November 6, 2024

Gareth Southgate and England have become victims of the blame game

Southgate #Southgate

“These were the new horror days of a nation that was all played out, a nation of riot and yobbery, a nation with a ridiculous government, an economy in a tailspin – England, whatever the hell happened to England?”

There is probably some comfort to be found that these words were written three decades ago, coda to another epic tournament, another moment of cultural shift that seemed, at the time, to be oddly bound up with England football.

All Played Out, Pete Davies’s chronicle of Italia 90, is still the most profoundly brilliant book written about football, Englishness and English football. As Gareth Southgate’s players prepare to take their first step into these plague‑era Euros on Sunday afternoon, a month-long jaunt around the previously borderless entity known as Europe, that opening passage feels like a longsighted nod from the past. Plus ça change. Plus, c’est the same old thing all over again.

And so here we go. Welcome to international football in the time of rage and counter-rage, of gestures and jeers, and a team and a manager who have become, against all expectation, profoundly politicised.

Southgate has had six days with his squad to prepare for Croatia at Wembley. He has stretched those days to their limits, poring over defensive structure, midfield balance, fine points of personnel and, in a departure from the standard manager’s brief, the precise definition of the concept of “Englishness” and the semiotics of race and tolerance. Graham Taylor called it the impossible job. Graham, old bean, you have no idea.

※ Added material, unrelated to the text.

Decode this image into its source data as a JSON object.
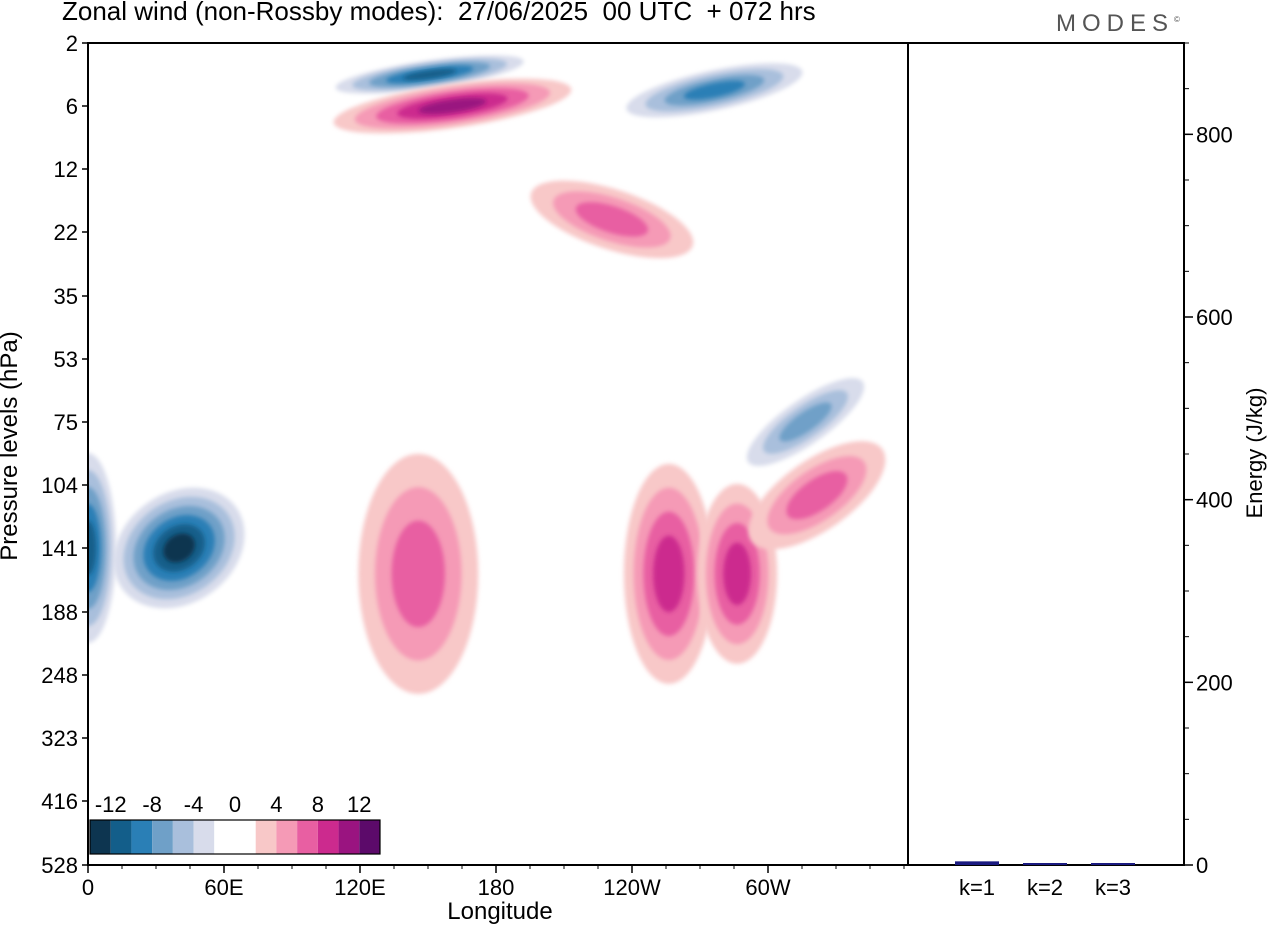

It was inevitable the so-called culture war would invade football’s very public oppositions. Everything is polarised, every object has a binary meaning. On one hand masks, Marcus Rashford, performative vaccination and agreeing with the Duke of Sussex. On the other flags, Jack Grealish, pre-match McCarthyism and agreeing with the Duke of Cambridge.

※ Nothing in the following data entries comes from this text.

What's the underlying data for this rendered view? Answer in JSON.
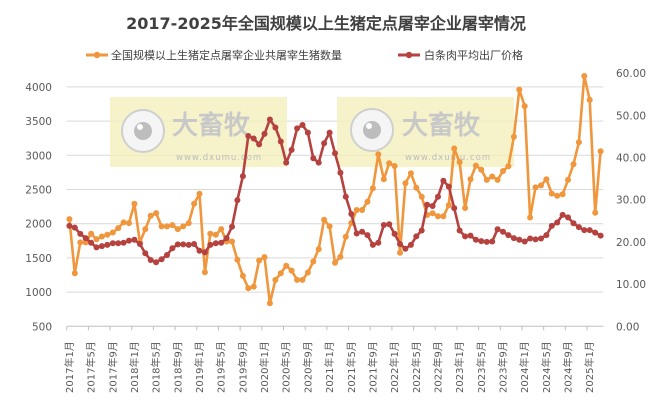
{
  "chart_data": {
    "type": "line",
    "title": "2017-2025年全国规模以上生猪定点屠宰企业屠宰情况",
    "legend_position": "top",
    "grid": true,
    "x_tick_labels": [
      "2017年1月",
      "2017年5月",
      "2017年9月",
      "2018年1月",
      "2018年5月",
      "2018年9月",
      "2019年1月",
      "2019年5月",
      "2019年9月",
      "2020年1月",
      "2020年5月",
      "2020年9月",
      "2021年1月",
      "2021年5月",
      "2021年9月",
      "2022年1月",
      "2022年5月",
      "2022年9月",
      "2023年1月",
      "2023年5月",
      "2023年9月",
      "2024年1月",
      "2024年5月",
      "2024年9月",
      "2025年1月"
    ],
    "x_start": "2017年1月",
    "x_end": "2025年3月",
    "y_left": {
      "ylim": [
        500,
        4000
      ],
      "ticks": [
        "500",
        "1000",
        "1500",
        "2000",
        "2500",
        "3000",
        "3500",
        "4000"
      ]
    },
    "y_right": {
      "ylim": [
        0,
        60
      ],
      "ticks": [
        "0.00",
        "10.00",
        "20.00",
        "30.00",
        "40.00",
        "50.00",
        "60.00"
      ]
    },
    "series": [
      {
        "name": "全国规模以上生猪定点屠宰企业共屠宰生猪数量",
        "axis": "left",
        "color": "#F0963C",
        "values": [
          2067,
          1276,
          1726,
          1726,
          1853,
          1774,
          1813,
          1838,
          1872,
          1936,
          2019,
          2009,
          2292,
          1726,
          1921,
          2116,
          2155,
          1960,
          1960,
          1980,
          1921,
          1960,
          2009,
          2292,
          2439,
          1291,
          1853,
          1838,
          1921,
          1740,
          1740,
          1472,
          1237,
          1057,
          1081,
          1462,
          1511,
          837,
          1179,
          1276,
          1384,
          1315,
          1179,
          1179,
          1286,
          1447,
          1628,
          2058,
          1960,
          1430,
          1517,
          1810,
          2010,
          2200,
          2200,
          2322,
          2517,
          3015,
          2650,
          2883,
          2843,
          1576,
          2590,
          2737,
          2526,
          2395,
          2127,
          2152,
          2108,
          2108,
          2270,
          3100,
          2900,
          2230,
          2650,
          2850,
          2790,
          2640,
          2690,
          2640,
          2770,
          2840,
          3270,
          3960,
          3720,
          2090,
          2530,
          2560,
          2650,
          2440,
          2410,
          2430,
          2640,
          2870,
          3190,
          4160,
          3810,
          2160,
          3060
        ]
      },
      {
        "name": "白条肉平均出厂价格",
        "axis": "right",
        "color": "#B5423F",
        "values": [
          23.8,
          23.4,
          21.9,
          20.9,
          19.8,
          18.7,
          19.0,
          19.3,
          19.7,
          19.7,
          19.8,
          20.3,
          20.5,
          19.5,
          17.3,
          15.7,
          15.2,
          15.9,
          16.9,
          18.5,
          19.4,
          19.4,
          19.3,
          19.5,
          17.9,
          17.5,
          19.3,
          19.7,
          19.8,
          20.9,
          23.6,
          29.9,
          35.6,
          45.1,
          44.5,
          43.1,
          45.6,
          49.0,
          47.1,
          43.8,
          38.8,
          41.8,
          46.9,
          47.7,
          45.9,
          39.8,
          38.8,
          43.4,
          45.9,
          41.0,
          36.4,
          30.7,
          26.6,
          22.0,
          22.4,
          21.6,
          19.3,
          19.8,
          24.0,
          24.2,
          21.9,
          19.5,
          18.4,
          19.3,
          21.3,
          22.7,
          28.8,
          28.5,
          30.7,
          34.5,
          33.1,
          28.0,
          22.7,
          21.3,
          21.5,
          20.5,
          20.2,
          20.0,
          20.1,
          23.0,
          22.4,
          21.6,
          20.9,
          20.5,
          20.1,
          20.8,
          20.6,
          20.8,
          21.6,
          23.8,
          24.6,
          26.4,
          25.8,
          24.4,
          23.5,
          22.8,
          22.8,
          22.2,
          21.5
        ]
      }
    ]
  },
  "watermark": {
    "logo_text": "大畜牧",
    "url_text": "www.dxumu.com"
  }
}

What is interesting is how those chips have fallen. For the first time the England team and manager are decisively and unarguably of the left. For the first time there is a schism between players, manager and the team’s core fanbase.

At Italia 90, the heavy weather around Bobby Robson’s England was centred on the behaviour of the travelling fans, demonised by the Thatcher government as barbaric marauding hordes and a very handy scapegoat for the tensions of the time. Blame football, blame the fans.

This time around Boris Johnson was able to speak directly to those supporters (also known as voters) who feel angered by England taking of the knee. Alliances have shifted. Blame football: blame the players. Blame the Marxist millionaires. And above all, blame the manager.

It is a hugely unexpected turn in the life and times of Southgate that he should become an oddly divisive cultural presence on issues that have very little to do with football.

Southgate is a son of working-class parents. His playing career was remarkable mainly for its doggedness, for the force of personality that drove him on from the reserves at Crystal Palace to a tournament semi-final with England.

That doggedness is a theme of his second footballing life, too. He felt like an accidental leader in 2016, an in-house fill-in. This has proved misleading over five years of quietly effective revolution. If he feels like an accidental politician too then this current status is also simply a function of character. Southgate has listened to his players and followed his conscience.

Now he faces a rare state of jeopardy. From here, at least until England start winning, team selection and tactics will be shot through with these external forces.

Kalvin Phillips and Jack Grealish take the knee before the friendly against Romania at the Riverside Stadium – a move which was booed by some fans. Photograph: Paul Ellis/AFP/Getty Images

These Euros were already a difficult affair. England went into the 2018 World Cup liberated from expectation. Leadership, vibes and the luck of the draw got them to a semi-final. This time around Southgate has visible strengths in his team, allied with some obvious weaknesses and a difficult draw.

He has known for some time that his chances of success, and indeed England’s entire summer, are likely to rest on how his team wrestles with high-stake games away from Wembley. Southgate seems convinced his best hope is to play a back three, compress the space in England’s own half and have players who press hard from the front.

This might seem a contradictory idea. England’s defenders are their weak link so let’s insert another one into the starting lineup. But this is a matter of chemistry and balance. Plus the opposition also have a say in what happens.

Southgate has played his hand so close it is still possible he will continue with the back four England have used in their past five matches. This would allow another attacking presence.

It is a choice made easier by the fact Croatia have also evolved, but not in a good way. England have got younger and better since that World Cup semi-final. Croatia are older and weaker. England may well win and in doing so buy some goodwill for Southgate in the race against those free-floating furies.

If there is a lesson to learned from this peculiar intersection of politics and tournament football it is that England did adapt and settle at Italia 90. The fans were more blissed out than enraged. The team found previously hidden depths, thrilling and indeed uniting those who were watching.

That summer was joyful, and also transformative, as English clubs were grudgingly readmitted to Europe, a prelude to the boom times to come.

Football won’t solve your problems. But nothing succeeds like success and if there is a genuine sense of unity out there it is in the sense that everyone, without exception, needs a little escapism, a little collectivism and a reminder that life can also be a source of shared pleasure.

No pressure then. Over to you, Gareth.